Crypto Technical Analysis

Onto technical analysis, BTC maintains its trading range between $25.8K and $26.6K on the 4-hour chart, exhibiting minimal volatility. The 50-Simple Moving Average (SMA) line, while flattening, continues its position below the 50-SMA, reflecting the persisting bearish sentiment. Should the lower boundary of the channel fail to hold, the subsequent support level rests around $24.8K - $25K, marking the quarterly low point. Conversely, a breakout towards the upside has the potential to open avenues towards $28.3K, indicative of an 8% potential gain. While the RSI has reverted to the normal zone on the 4-hour chart, it remains within the oversold territory when observed on the daily timeframe, registering at 27.55.

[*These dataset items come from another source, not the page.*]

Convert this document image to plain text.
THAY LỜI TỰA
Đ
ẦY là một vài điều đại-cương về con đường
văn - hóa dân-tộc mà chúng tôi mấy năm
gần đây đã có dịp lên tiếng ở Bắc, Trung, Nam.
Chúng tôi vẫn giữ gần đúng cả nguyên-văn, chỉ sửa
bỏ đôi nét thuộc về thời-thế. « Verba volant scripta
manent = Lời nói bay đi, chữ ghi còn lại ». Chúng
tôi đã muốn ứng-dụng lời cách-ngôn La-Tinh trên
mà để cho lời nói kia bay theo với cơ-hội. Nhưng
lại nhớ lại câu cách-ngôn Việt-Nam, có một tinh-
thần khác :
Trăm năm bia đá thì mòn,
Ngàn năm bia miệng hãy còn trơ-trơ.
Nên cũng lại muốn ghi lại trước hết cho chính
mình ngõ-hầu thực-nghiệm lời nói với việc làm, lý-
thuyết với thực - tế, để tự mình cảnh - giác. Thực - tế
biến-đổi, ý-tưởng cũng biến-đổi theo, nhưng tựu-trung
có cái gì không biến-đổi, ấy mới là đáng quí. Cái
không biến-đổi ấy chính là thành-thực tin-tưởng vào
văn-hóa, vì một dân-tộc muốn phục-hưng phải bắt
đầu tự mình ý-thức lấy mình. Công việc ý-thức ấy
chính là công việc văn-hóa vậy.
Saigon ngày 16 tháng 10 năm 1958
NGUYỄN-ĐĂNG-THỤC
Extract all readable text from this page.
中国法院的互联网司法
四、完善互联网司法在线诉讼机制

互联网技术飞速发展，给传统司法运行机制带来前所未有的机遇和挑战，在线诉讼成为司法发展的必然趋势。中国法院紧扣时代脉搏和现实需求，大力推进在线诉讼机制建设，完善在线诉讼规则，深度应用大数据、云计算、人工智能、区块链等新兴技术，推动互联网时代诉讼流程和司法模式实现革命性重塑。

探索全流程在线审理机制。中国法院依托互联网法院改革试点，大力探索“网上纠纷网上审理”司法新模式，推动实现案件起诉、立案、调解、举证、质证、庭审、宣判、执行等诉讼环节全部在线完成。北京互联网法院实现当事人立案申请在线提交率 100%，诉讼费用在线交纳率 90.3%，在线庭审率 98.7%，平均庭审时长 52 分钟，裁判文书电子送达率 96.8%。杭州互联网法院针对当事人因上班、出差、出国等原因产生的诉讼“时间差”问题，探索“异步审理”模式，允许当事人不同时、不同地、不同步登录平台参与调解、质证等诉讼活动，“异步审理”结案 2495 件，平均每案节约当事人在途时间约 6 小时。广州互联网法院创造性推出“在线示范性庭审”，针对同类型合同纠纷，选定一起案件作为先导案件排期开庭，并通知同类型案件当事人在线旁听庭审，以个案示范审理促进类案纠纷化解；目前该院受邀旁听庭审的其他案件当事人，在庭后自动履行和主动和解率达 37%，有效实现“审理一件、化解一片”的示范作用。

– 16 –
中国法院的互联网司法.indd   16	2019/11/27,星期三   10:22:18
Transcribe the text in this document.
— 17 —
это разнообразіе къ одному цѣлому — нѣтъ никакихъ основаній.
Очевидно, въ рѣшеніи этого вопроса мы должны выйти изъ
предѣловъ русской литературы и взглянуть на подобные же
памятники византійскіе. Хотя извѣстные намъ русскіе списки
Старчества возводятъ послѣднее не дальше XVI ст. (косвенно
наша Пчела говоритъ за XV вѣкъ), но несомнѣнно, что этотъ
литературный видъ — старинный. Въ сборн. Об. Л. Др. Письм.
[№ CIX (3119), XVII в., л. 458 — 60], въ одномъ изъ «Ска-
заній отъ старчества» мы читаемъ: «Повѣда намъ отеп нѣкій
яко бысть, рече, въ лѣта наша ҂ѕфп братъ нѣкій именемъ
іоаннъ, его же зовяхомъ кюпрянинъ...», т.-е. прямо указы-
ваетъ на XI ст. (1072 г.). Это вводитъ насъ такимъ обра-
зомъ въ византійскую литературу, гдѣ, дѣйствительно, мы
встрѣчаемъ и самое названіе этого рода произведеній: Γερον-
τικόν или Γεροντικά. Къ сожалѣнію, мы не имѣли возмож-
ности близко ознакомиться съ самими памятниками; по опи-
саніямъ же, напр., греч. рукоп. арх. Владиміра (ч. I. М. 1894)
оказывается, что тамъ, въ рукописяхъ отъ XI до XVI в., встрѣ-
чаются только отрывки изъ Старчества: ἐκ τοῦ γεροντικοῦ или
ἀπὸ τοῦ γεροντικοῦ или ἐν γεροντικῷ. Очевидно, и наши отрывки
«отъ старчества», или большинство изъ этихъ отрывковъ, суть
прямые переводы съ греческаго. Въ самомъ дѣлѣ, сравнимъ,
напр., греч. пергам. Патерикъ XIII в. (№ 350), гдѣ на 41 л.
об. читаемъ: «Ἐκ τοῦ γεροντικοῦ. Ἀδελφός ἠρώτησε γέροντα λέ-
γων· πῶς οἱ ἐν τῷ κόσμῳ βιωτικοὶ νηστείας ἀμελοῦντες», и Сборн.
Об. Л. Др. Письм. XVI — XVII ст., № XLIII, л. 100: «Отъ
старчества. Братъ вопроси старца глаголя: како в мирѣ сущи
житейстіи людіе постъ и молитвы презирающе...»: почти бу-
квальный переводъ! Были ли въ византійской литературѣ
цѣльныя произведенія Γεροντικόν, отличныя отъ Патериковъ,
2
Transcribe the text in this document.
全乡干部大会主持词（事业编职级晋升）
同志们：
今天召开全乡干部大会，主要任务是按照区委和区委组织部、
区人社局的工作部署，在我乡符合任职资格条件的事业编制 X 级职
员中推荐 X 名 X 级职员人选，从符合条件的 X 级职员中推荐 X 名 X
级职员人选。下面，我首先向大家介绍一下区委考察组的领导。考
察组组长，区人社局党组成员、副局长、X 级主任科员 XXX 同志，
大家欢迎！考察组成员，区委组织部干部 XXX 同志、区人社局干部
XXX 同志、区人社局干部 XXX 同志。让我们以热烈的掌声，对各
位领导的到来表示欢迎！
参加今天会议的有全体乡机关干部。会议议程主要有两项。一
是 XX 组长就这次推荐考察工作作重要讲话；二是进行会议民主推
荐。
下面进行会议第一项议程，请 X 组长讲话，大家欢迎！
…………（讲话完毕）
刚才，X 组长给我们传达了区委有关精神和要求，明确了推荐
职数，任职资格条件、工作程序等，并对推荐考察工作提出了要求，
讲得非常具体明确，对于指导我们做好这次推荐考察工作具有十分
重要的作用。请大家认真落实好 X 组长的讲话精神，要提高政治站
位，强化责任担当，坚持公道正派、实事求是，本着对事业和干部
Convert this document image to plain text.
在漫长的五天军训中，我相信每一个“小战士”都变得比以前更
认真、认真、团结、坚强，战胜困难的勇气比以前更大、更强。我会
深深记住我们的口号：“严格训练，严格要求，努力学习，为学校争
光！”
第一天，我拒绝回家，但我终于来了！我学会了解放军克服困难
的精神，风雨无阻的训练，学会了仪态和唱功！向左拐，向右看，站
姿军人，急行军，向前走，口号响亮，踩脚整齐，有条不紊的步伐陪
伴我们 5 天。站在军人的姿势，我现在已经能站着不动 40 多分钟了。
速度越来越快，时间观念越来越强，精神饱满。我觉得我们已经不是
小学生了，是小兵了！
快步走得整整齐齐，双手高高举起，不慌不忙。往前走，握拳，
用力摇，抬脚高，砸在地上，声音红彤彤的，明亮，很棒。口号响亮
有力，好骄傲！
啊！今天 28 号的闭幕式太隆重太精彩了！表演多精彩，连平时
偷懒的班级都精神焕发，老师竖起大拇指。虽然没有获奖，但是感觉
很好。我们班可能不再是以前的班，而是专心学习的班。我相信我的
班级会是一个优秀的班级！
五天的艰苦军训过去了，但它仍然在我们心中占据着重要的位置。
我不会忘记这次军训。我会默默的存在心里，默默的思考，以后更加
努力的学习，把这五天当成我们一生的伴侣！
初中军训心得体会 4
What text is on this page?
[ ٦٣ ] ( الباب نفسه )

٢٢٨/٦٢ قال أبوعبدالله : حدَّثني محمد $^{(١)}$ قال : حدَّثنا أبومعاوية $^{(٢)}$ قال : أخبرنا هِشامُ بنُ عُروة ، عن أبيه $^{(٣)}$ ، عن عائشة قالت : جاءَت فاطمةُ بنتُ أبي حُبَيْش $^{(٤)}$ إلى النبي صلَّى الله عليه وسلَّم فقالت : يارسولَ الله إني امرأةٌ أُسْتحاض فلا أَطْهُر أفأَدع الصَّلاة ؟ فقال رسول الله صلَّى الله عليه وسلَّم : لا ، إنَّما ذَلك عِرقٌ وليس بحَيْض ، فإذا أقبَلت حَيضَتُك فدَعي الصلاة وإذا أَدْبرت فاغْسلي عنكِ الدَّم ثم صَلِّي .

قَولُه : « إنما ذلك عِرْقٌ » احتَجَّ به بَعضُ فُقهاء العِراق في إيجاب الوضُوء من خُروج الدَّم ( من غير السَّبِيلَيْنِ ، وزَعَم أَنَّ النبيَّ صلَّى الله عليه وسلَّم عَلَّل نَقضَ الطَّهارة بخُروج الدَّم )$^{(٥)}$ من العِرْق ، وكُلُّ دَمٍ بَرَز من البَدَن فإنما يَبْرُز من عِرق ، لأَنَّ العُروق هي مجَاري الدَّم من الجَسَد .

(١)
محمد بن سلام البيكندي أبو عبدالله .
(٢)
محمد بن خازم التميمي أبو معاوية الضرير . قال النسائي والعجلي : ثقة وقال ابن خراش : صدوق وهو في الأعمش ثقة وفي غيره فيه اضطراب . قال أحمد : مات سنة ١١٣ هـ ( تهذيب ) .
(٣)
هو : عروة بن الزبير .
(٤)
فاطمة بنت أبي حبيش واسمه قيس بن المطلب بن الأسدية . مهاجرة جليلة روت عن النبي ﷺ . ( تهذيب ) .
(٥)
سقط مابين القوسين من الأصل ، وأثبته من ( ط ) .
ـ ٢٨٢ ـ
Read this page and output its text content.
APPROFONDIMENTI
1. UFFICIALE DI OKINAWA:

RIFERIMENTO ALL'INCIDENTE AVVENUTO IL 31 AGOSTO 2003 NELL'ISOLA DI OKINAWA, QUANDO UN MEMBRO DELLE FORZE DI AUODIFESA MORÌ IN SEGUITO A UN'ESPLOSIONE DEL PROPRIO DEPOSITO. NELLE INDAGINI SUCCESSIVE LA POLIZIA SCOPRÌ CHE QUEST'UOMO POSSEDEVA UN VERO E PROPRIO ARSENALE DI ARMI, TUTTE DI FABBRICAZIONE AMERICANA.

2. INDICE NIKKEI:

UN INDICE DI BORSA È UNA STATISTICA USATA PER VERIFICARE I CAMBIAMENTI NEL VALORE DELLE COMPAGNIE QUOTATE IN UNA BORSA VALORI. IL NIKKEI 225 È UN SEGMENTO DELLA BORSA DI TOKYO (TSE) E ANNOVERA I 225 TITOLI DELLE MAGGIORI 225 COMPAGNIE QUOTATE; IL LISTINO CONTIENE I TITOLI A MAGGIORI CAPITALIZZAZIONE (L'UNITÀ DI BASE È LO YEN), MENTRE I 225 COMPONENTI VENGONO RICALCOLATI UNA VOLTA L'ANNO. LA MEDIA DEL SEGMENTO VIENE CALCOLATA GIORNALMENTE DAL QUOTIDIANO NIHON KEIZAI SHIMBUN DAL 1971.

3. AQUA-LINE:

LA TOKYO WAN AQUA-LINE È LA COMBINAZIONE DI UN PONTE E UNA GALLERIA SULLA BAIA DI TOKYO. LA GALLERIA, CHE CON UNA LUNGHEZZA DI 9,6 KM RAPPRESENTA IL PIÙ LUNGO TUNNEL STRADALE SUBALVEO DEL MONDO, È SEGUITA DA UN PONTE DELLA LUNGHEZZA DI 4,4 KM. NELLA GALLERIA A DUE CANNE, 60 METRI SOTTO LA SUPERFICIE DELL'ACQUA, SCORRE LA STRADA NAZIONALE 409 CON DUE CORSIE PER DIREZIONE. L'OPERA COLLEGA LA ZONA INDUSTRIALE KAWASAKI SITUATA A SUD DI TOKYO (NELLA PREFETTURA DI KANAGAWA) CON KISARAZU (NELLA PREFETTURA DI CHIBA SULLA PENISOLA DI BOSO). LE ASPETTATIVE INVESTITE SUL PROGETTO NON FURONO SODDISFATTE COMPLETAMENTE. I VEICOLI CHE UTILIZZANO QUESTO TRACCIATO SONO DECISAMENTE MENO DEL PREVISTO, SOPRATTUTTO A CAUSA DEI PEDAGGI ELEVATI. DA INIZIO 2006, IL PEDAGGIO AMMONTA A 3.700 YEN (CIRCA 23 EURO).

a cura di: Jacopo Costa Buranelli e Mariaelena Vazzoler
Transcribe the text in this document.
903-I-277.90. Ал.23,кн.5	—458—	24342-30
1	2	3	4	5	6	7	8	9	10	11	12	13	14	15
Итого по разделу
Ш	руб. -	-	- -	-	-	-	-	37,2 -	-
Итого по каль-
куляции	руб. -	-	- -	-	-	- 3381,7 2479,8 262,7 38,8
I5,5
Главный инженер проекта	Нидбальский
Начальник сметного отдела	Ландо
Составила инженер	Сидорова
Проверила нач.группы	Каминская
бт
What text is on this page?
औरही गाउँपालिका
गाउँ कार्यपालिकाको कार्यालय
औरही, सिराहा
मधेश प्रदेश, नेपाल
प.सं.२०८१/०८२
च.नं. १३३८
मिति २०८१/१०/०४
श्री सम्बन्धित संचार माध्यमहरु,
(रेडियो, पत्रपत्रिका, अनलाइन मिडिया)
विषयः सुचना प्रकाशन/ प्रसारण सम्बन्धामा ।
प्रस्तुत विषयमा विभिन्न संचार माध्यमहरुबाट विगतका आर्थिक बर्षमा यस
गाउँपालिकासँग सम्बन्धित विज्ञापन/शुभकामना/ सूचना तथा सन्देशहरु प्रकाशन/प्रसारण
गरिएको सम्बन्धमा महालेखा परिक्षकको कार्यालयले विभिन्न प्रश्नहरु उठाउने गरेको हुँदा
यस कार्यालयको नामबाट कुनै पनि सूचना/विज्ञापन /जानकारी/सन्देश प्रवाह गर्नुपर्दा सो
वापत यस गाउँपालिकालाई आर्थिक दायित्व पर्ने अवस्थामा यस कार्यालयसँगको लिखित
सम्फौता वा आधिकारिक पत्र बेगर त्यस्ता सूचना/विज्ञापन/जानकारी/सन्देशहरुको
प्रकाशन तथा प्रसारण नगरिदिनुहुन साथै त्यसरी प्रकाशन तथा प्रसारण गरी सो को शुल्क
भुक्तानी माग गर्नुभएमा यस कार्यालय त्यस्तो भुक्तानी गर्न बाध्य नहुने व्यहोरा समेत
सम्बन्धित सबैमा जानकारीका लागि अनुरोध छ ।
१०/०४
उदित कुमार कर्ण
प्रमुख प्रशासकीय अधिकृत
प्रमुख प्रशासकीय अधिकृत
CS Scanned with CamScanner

Shifting focus to ETH, a similar scenario of limited oscillations was seen in its recent trading session. The 4-hour chart reveals the emergence of a minor triangle pattern. As the price of ETH nears the end of this triangle, traders should anticipate escalated volatility in the imminent future. Simultaneously, the lower boundary of the triangle aligns with the immediate support level, approximately at $1.63K, which also corresponds to the quarterly low, thereby augmenting the strength of this support level. With a concurrent upturn in the RSI, traders might contemplate the potential for a reversal towards the upside.